Seated and blindfolded in the audience of Three Stories Up, my boyfriend and I clumsily cheers our drinks. Immediately, this show is a fun experience.
We’re at 805 East Pender Street, a location that was disclosed only days before the show opened. The performance space seems to be in the basement. We walked down a set of stairs, made two lefts and were then seated in our seats by an usher. We’ve been instructed to keep our blindfolds on, for now. The audience settles around us waiting for the show to begin. Two women behind us talk about a book one of them just started reading. A friend lent it to her to get another opinion on it, unsure what to think of its conclusion. The blindfold begets eavesdropping; the senses compensating for not being able to see.
Directed by Marisa Emma Smith, Three Stories Up is theatre in the dark. When the lights go off, everyone is told to take their blindfolds off. It’s entirely dark around us. A flash of light shows two figures at the front of the space. It’s dark again. The cast is unnamed—the director was even blindfolded while casting the play—and it is not clear how many actors are involved. Distinguishing the voices is part of the fun.
Playwright Mack Gordon’s new piece is noir-esque, set in contemporary Vancouver. Beatrice, a transit cop, finds the dead body of her husband, an undercover piece officer working in Vancouver’s criminal scene, in their third story apartment. Beatrice’s transit cop background doesn’t prepare her for the investigation she is about to take over from her husband—and the irony of this plot plays out with gentle humour.

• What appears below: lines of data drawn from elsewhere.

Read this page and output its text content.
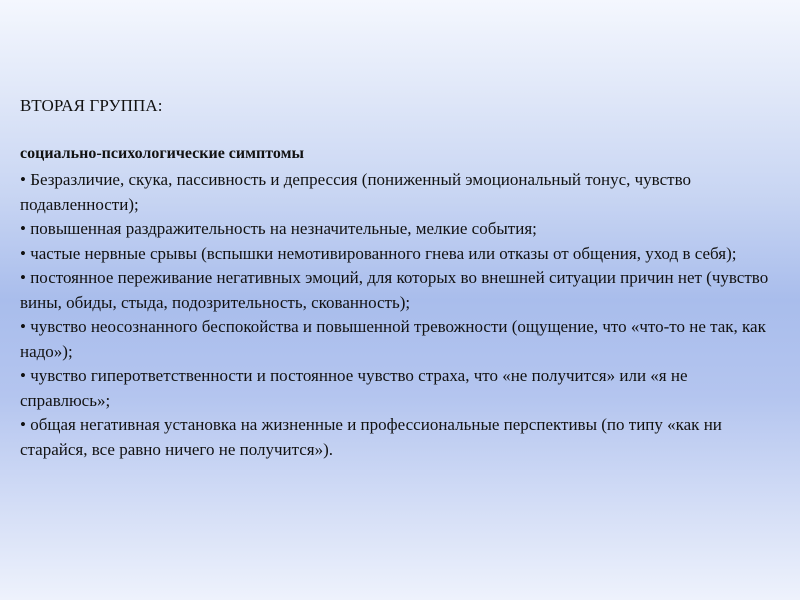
ВТОРАЯ ГРУППА:
социально-психологические симптомы
• Безразличие, скука, пассивность и депрессия (пониженный эмоциональный тонус, чувство подавленности);
• повышенная раздражительность на незначительные, мелкие события;
• частые нервные срывы (вспышки немотивированного гнева или отказы от общения, уход в себя);
• постоянное переживание негативных эмоций, для которых во внешней ситуации причин нет (чувство вины, обиды, стыда, подозрительность, скованность);
• чувство неосознанного беспокойства и повышенной тревожности (ощущение, что «что-то не так, как надо»);
• чувство гиперответственности и постоянное чувство страха, что «не получится» или «я не справлюсь»;
• общая негативная установка на жизненные и профессиональные перспективы (по типу «как ни старайся, все равно ничего не получится»).
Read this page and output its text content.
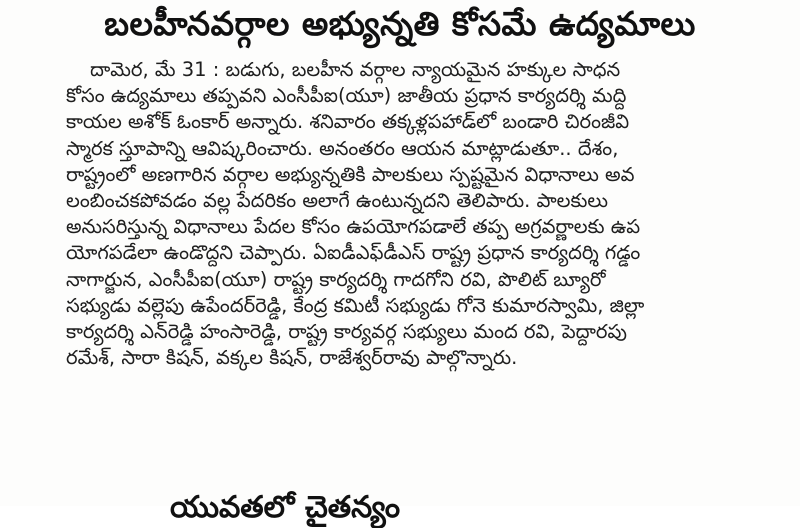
బలహీనవర్గాల అభ్యున్నతి కోసమే ఉద్యమాలు
దామెర, మే 31 : బడుగు, బలహీన వర్గాల న్యాయమైన హక్కుల సాధన
కోసం ఉద్యమాలు తప్పవని ఎంసీపీఐ(యూ) జాతీయ ప్రధాన కార్యదర్శి మద్ది
కాయల అశోక్ ఓంకార్ అన్నారు. శనివారం తక్కళ్లపహాడ్‌లో బండారి చిరంజీవి
స్మారక స్తూపాన్ని ఆవిష్కరించారు. అనంతరం ఆయన మాట్లాడుతూ.. దేశం,
రాష్ట్రంలో అణగారిన వర్గాల అభ్యున్నతికి పాలకులు స్పష్టమైన విధానాలు అవ
లంబించకపోవడం వల్ల పేదరికం అలాగే ఉంటున్నదని తెలిపారు. పాలకులు
అనుసరిస్తున్న విధానాలు పేదల కోసం ఉపయోగపడాలే తప్ప అగ్రవర్ణాలకు ఉప
యోగపడేలా ఉండొద్దని చెప్పారు. ఏఐడీఎఫ్‌డీఎస్ రాష్ట్ర ప్రధాన కార్యదర్శి గడ్డం
నాగార్జున, ఎంసీపీఐ(యూ) రాష్ట్ర కార్యదర్శి గాదగోని రవి, పొలిట్ బ్యూరో
సభ్యుడు వల్లెపు ఉపేందర్‌రెడ్డి, కేంద్ర కమిటీ సభ్యుడు గోనె కుమారస్వామి, జిల్లా
కార్యదర్శి ఎన్‌రెడ్డి హంసారెడ్డి, రాష్ట్ర కార్యవర్గ సభ్యులు మంద రవి, పెద్దారపు
రమేశ్, సారా కిషన్, వక్కల కిషన్, రాజేశ్వర్‌రావు పాల్గొన్నారు.
యువతలో చైతన్యం
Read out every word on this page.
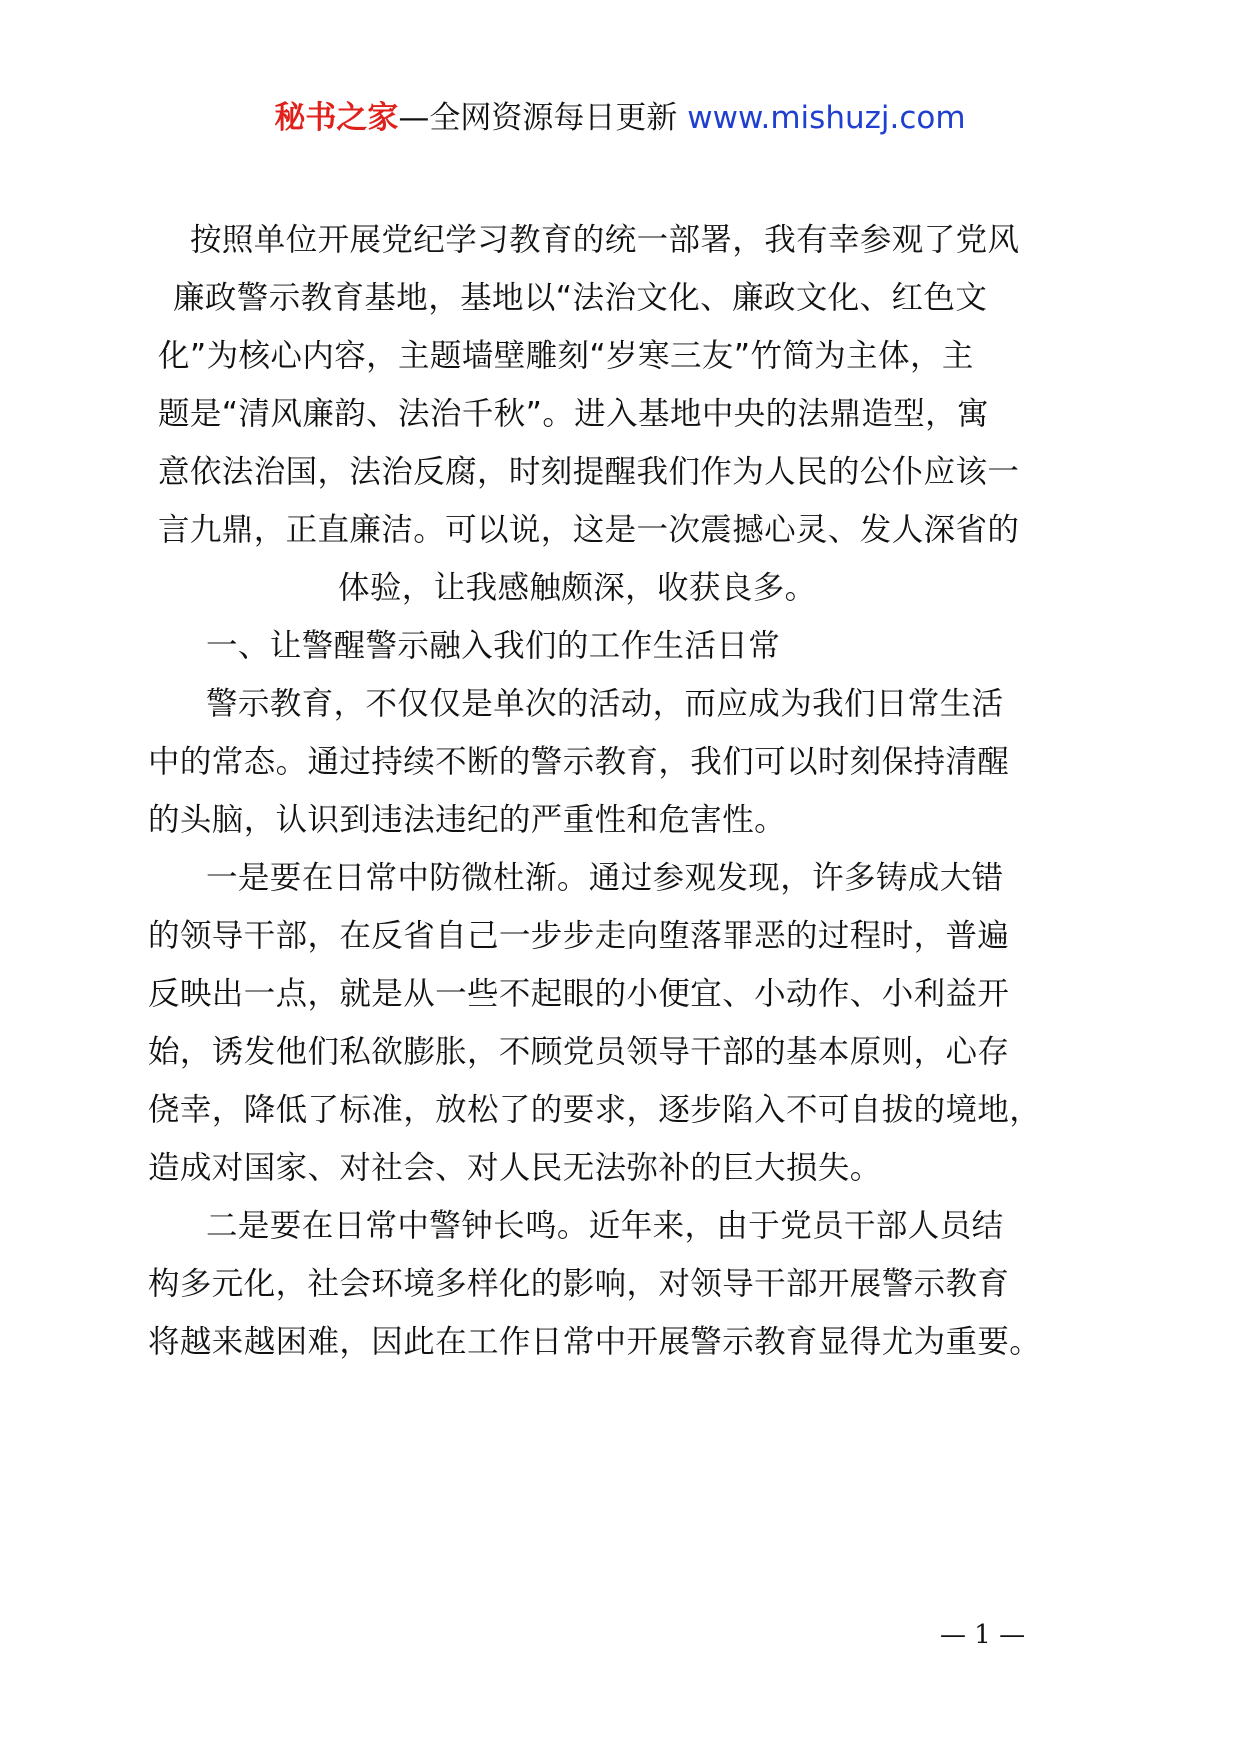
秘书之家—全网资源每日更新 www.mishuzj.com
按照单位开展党纪学习教育的统一部署，我有幸参观了党风
廉政警示教育基地，基地以“法治文化、廉政文化、红色文
化”为核心内容，主题墙壁雕刻“岁寒三友”竹简为主体，主
题是“清风廉韵、法治千秋”。进入基地中央的法鼎造型，寓
意依法治国，法治反腐，时刻提醒我们作为人民的公仆应该一
言九鼎，正直廉洁。可以说，这是一次震撼心灵、发人深省的
体验，让我感触颇深，收获良多。
一、让警醒警示融入我们的工作生活日常
警示教育，不仅仅是单次的活动，而应成为我们日常生活
中的常态。通过持续不断的警示教育，我们可以时刻保持清醒
的头脑，认识到违法违纪的严重性和危害性。
一是要在日常中防微杜渐。通过参观发现，许多铸成大错
的领导干部，在反省自己一步步走向堕落罪恶的过程时，普遍
反映出一点，就是从一些不起眼的小便宜、小动作、小利益开
始，诱发他们私欲膨胀，不顾党员领导干部的基本原则，心存
侥幸，降低了标准，放松了的要求，逐步陷入不可自拔的境地，
造成对国家、对社会、对人民无法弥补的巨大损失。
二是要在日常中警钟长鸣。近年来，由于党员干部人员结
构多元化，社会环境多样化的影响，对领导干部开展警示教育
将越来越困难，因此在工作日常中开展警示教育显得尤为重要。
— 1 —
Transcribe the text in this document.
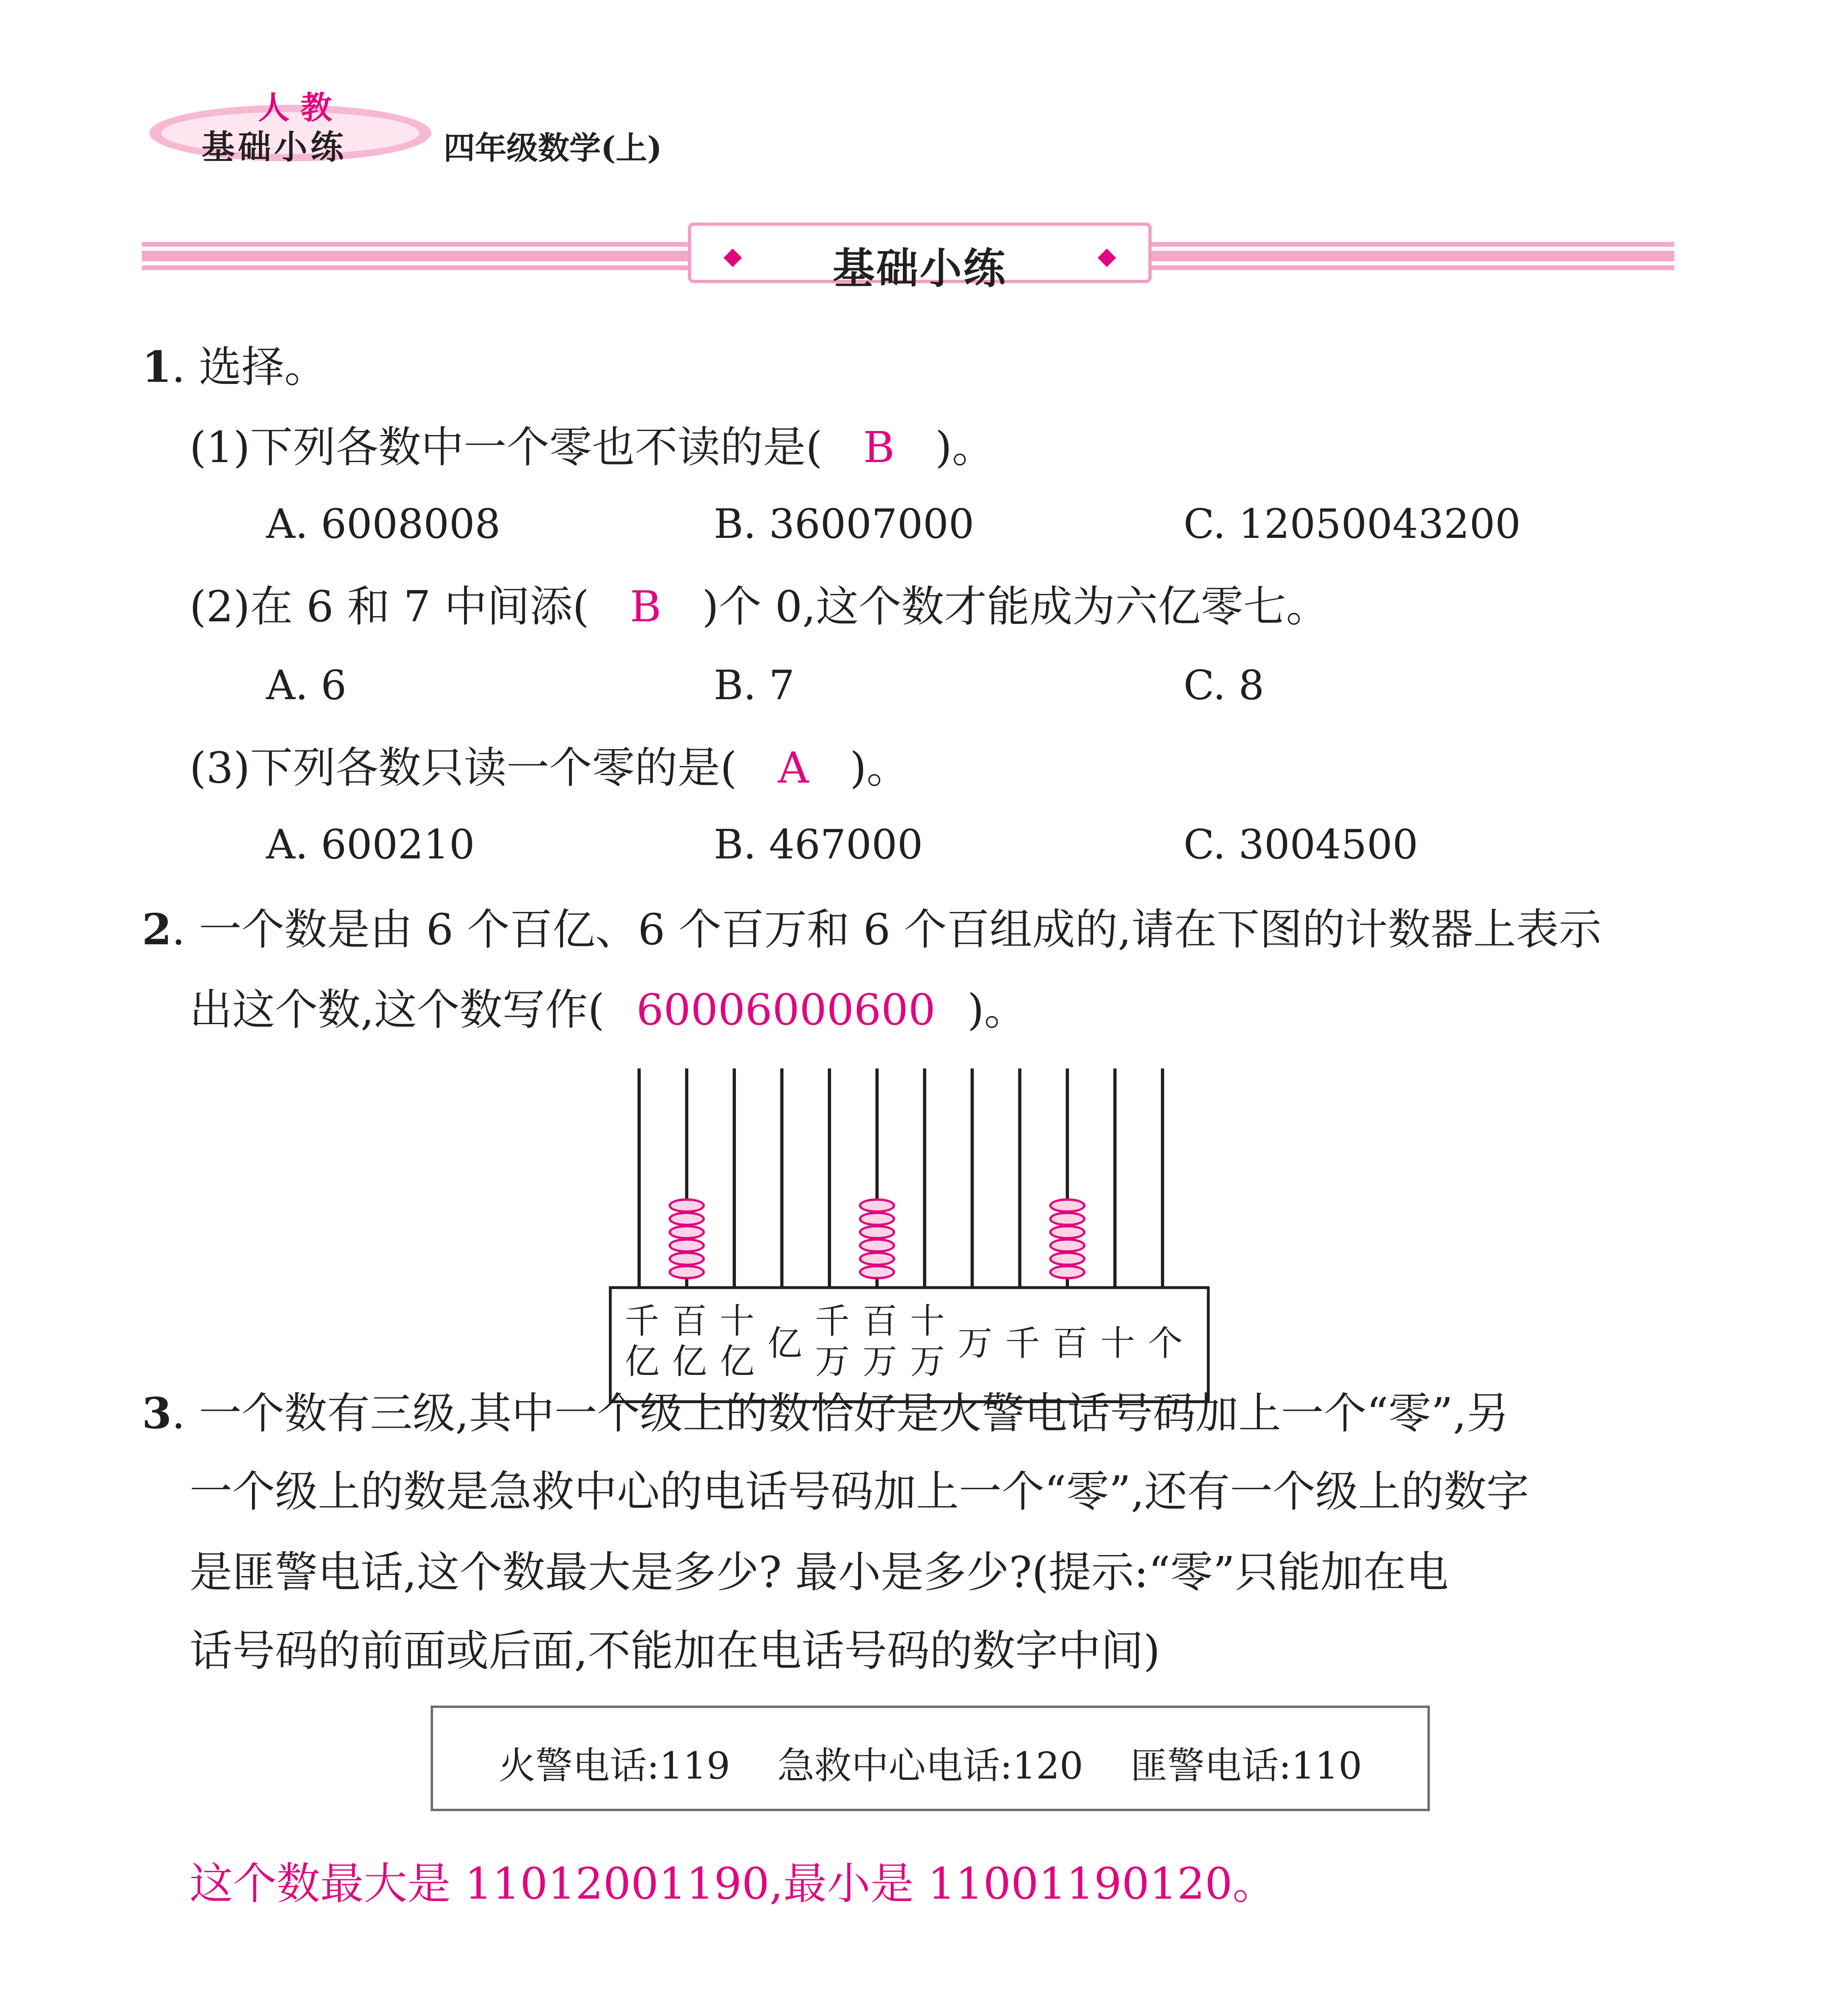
人 教
基础小练	四年级数学(上)
◆	基础小练	◆
1. 选择。
(1)下列各数中一个零也不读的是( B )。
A. 6008008	B. 36007000	C. 12050043200
(2)在 6 和 7 中间添( B )个 0,这个数才能成为六亿零七。
A. 6	B. 7	C. 8
(3)下列各数只读一个零的是( A )。
A. 600210	B. 467000	C. 3004500
2. 一个数是由 6 个百亿、6 个百万和 6 个百组成的,请在下图的计数器上表示
出这个数,这个数写作( 60006000600 )。
千
亿
百
亿
十
亿 亿
千
万
百
万
十
万 万 千 百 十 个
3. 一个数有三级,其中一个级上的数恰好是火警电话号码加上一个“零”,另
一个级上的数是急救中心的电话号码加上一个“零”,还有一个级上的数字
是匪警电话,这个数最大是多少? 最小是多少?(提示:“零”只能加在电
话号码的前面或后面,不能加在电话号码的数字中间)
火警电话:119    急救中心电话:120    匪警电话:110
这个数最大是 11012001190,最小是 11001190120。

Beatrice recruits the last known informant of her late husband, a drug runner named Gunnar. The two of them investigate the city’s characters for leads on what they believe is a murder but the police call a suicide. Inspired by the work the playwright has done with the Vancouver Police, the play puts to work one of noir’s classic questions: What’s in it for me? As the play hurdles forward, the interests of the two characters diverge. Beatrice is looking for revenge, Gunnar for a way out of his life of crime.
The nuance of the script works well in the dark space, allowing the audience to focus on the careful language and assorted live sounds that bring it to bear. Beatrice has Chekhov’s gun, determined to get to the bottom of her husband’s death. Gunnar falls in love with one of the suspects, a cooing bookie who fills the room with the sound of stilettos on the floor when she is on stage.
The most remarkable element of the performance for me is one typical to literature; everyone in the dark audience experiences the story with their own imagination. The characters and the setting—and in some ways, in the tradition of noir, the setting is a character—are intimate. I imagine the bookie is tall and talks close, eye-to-eye with Gunnar. The cadence of her voice makes me see her doing this. Someone else might imagine she is a small figure, loud heels compensating for her short height.
Gordon and Smith have brought the ever-adaptive noir genre to the stage, the region and this decade, with homages to the American noir of Dashiell Hammett, Raymond Chandler and ‘40s detective films adding to the fun. Three Stories Up is a unique theatre experience that will keep audiences guessing all the way through.
Three Stories Up plays at 805 East Pender Street, October 20-31. Tickets and more information at theatrewire.com.